One good thing that may be credited to the otherwise problematic pandemic is the rapid rise of the fintech industry. Lockdowns have spurred the adoption of digital financial services, away from the crowds and the long lines, or face to face engagements, risks that are avoided in the confines of one’s personal space. Thus, funding activity in fintech continues to climb record highs, seen to get stronger and stronger even in the post-pandemic era.
The industry has found fertile ground in the Philippines given the country’s second-to-the-most number of smartphones in use in Southeast Asia, next only to Indonesia.
According to the Philippine Venture Capital Report 2022, fintech leads Filipino startup funding two years in a row, with a total of US$680.1 million, or a 297% increase from the 2020 haul of US$171.07 million.
While funding was highly concentrated only in some “late-stage deals” (e.g., PayMaya, GCash), Q1 2022 looks to give another strong kick for the industry as more activity was announced early in the year.
With no less than Bangko Sentral ng Pilipinas Governor Benjamin Diokno pushing the button, the industry is set to record new heights as government leads the adoption of digital technology in financial services.
“The rationale behind the push for financial digitalization is two-fold. First, is robust economic growth. Technology speeds up financial transactions, thereby hastening capital recovery and income generation. Second is financial inclusion. Technology allows the underserved sectors-such as low-income earners and people from remote areas-to easily access affordable financial products and services, including credit for livelihood activities.
“The BSP launched last year the Digital Payments Transformation Roadmap-our blueprint for transforming the Philippines into a cash-lite society.
“Under this roadmap, we aim to achieve a shift of at least 50 percent of retail payments to digital transaction; and 70 percent of Filipino adults to have a formal financial account by 2023.
We are confident of hitting the twin goals,” Diokno stressed in a speech titled Financial digitalization – harnessing potentials for a better post-Covid Philippine economy at the HSBC “ASEAN Next – Dialogue on Digital Banks” on November 30, 2021.
In 2020, the Monetary Board approved the BSP’s “Digital Payments Transformation Roadmap” for 2020 to 2023 identifying two strategic goals
“First, is the strengthening of customer preference for digital payments by converting 50% of the total volume of retail payments into digital form and expanding the number of the financially included to 70% of Filipino adults by onboarding them to the formal financial system through the use of payment or transaction accounts,” the BSP said.
“The second is the availability of more innovative digital financial products and services designed to be responsive to the needs of consumers, enabled by a digital ID (Philippine Identification System or PhilSys), and supported by the availability of a next generation payment and settlement system to facilitate real-time processing of financial transactions,” it added.
Embedded in the roadmap is the development of digital payment streams, digital finance infrastructure and digital governance standards. Consequently, the roadmap resulted in the granting of six licenses.
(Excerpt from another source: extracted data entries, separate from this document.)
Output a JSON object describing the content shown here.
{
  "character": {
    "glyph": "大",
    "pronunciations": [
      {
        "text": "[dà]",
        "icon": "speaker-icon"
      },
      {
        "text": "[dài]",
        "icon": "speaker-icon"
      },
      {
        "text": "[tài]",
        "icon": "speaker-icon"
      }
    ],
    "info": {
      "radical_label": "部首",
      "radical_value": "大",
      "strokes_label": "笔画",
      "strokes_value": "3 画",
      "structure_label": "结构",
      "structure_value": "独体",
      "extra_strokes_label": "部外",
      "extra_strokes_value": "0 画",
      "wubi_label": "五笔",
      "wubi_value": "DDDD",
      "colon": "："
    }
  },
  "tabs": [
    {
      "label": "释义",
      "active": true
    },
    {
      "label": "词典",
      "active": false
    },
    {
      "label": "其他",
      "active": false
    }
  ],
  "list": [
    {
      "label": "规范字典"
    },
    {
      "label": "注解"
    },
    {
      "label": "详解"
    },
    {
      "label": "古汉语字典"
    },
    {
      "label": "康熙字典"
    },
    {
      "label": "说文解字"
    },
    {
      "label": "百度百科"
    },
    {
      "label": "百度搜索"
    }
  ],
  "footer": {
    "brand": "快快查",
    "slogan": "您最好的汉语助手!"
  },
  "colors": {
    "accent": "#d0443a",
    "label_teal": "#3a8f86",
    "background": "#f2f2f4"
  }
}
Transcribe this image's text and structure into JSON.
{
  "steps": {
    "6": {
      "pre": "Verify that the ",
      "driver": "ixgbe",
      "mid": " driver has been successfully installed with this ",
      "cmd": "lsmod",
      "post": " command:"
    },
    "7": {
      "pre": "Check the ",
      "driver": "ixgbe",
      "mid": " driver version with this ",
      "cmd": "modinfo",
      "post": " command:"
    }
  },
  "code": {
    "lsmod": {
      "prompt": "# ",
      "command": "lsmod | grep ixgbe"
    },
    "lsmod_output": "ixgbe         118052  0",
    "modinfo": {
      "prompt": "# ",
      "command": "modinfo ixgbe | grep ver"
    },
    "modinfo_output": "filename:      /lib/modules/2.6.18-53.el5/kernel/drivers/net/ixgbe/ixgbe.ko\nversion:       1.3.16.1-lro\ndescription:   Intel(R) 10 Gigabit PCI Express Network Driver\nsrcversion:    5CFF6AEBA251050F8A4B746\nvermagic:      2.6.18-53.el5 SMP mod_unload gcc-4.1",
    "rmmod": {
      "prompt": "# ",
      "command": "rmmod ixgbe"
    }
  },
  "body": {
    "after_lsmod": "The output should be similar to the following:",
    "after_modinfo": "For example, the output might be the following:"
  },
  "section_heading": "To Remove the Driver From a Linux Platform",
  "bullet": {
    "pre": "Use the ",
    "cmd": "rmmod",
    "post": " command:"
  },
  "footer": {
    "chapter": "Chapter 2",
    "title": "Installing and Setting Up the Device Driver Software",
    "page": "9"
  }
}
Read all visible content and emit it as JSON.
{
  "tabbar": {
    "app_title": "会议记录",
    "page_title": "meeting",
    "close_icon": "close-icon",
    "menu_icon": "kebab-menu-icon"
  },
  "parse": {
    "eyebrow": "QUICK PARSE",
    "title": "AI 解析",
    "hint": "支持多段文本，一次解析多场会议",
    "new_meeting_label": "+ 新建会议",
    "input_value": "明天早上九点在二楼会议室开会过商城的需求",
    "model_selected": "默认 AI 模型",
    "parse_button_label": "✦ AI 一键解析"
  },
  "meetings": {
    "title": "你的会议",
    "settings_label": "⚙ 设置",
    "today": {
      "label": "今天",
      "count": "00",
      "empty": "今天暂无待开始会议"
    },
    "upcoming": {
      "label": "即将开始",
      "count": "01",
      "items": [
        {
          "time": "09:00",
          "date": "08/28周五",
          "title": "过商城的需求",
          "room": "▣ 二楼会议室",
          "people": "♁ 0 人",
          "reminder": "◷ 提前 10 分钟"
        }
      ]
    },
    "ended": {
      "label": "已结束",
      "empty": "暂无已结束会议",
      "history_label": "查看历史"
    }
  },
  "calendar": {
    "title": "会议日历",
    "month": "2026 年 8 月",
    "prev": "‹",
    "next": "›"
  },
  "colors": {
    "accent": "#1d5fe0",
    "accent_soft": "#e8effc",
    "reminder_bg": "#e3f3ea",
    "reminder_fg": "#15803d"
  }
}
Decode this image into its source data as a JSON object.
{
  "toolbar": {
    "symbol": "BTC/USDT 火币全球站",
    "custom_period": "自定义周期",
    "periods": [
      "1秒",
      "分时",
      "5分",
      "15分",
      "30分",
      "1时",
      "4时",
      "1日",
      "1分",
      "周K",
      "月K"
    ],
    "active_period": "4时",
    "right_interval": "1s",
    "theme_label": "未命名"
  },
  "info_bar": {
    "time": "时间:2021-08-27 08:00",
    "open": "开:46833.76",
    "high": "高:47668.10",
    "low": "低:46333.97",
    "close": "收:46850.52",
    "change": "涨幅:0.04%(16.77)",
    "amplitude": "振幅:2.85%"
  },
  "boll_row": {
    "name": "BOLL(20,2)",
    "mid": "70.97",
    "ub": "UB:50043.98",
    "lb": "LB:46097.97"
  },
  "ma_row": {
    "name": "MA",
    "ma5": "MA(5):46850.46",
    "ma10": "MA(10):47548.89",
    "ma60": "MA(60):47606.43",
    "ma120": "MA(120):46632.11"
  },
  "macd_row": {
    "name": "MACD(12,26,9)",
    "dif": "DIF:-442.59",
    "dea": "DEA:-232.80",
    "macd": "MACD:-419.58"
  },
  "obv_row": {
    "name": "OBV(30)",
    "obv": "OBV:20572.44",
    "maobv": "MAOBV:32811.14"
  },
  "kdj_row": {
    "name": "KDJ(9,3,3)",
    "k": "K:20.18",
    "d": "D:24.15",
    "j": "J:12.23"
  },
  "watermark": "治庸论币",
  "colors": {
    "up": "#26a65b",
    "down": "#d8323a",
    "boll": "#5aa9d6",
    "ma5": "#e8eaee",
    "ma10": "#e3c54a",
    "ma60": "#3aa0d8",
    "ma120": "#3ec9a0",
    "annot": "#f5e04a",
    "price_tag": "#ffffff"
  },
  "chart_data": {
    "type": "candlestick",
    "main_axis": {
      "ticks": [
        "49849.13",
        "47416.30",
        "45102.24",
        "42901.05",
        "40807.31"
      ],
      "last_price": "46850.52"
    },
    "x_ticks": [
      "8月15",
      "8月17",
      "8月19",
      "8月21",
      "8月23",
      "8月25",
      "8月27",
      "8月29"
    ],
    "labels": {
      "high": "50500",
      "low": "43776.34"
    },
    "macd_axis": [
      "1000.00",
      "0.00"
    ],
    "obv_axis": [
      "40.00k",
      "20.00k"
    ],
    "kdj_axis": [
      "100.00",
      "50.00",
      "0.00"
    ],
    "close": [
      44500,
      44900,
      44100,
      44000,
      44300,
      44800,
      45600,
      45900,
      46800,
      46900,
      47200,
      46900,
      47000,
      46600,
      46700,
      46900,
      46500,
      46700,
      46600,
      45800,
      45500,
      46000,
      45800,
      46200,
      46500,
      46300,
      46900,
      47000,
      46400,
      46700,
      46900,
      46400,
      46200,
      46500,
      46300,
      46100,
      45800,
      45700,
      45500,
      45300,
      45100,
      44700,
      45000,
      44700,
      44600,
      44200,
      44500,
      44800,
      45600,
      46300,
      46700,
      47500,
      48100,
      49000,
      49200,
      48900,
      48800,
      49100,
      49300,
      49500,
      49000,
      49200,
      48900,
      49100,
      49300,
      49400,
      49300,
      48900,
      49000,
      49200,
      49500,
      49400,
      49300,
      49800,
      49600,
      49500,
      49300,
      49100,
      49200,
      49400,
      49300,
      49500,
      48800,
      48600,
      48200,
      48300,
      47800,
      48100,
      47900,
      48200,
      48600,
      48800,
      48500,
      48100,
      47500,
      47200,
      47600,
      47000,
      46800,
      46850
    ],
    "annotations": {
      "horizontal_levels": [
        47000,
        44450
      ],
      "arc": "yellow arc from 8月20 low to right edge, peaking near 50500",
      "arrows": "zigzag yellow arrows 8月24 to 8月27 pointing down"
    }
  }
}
The BSP itself is launching three new digital payment streams by end of the year: Bills Payment, allowing customers billed by different payment service providers to settle their bills: Request-t-Pay, which allow non-urgent bills like rents, loan amortizations and insurance premiums; and Direct Debit, which allows better management for recurring payments by authorizing the payee to pull funds from the account of the payer. Bill Payments and Request-to-pay will both use InstaPay, while Direct Debit will use PESONet.
BSP governor Benjamin Diokno said in November 2021 that registered electronic money accounts reached 138.8 million in 2020, while the number of basic deposit accounts totaled 7 million in the first quarter of 2021. This implies a financial inclusion rate of 53%, nearing the target of 70% the central bank has set for 2023.
As digital payments climb new highs, so have new signups for electronic accounts as in 2020, eight million accounts were created with mobile wallets such as GCash and PayMaya. By December 2021 approximately 70% of the Filipino adult population recorded 23 million daily logins and 15 million daily transactions in one mobile wallet.
The BSP, in January 2021, issued new regulations for virtual asset service providers under its licensing regime from those involved in exchange of fiat and digital assets to those involved in exchange between one of more forms of virtual assets. This was helped by the adoption of cryptocurrencies and digital assets.
The good with the bad
Indeed, a robust fintech industry is a boon to many, particularly MSMEs as they are allowed easier access to capital. The ease of service with which they offer all entities, individual or otherwise, makes fintech services the way of the times and the road which an ever-turning digital world is heading down.
Fintech does have a downside as technological advances open financial markets and individuals to new risks, cybercrime for one. But while some would hastily paint a doom and gloom scenario for the industry, further advancements in technology are seen to do well for security, coupled with proper management of innovations in fintech and full understanding of the risks, such bright prospects in the horizon would be hard to ignore.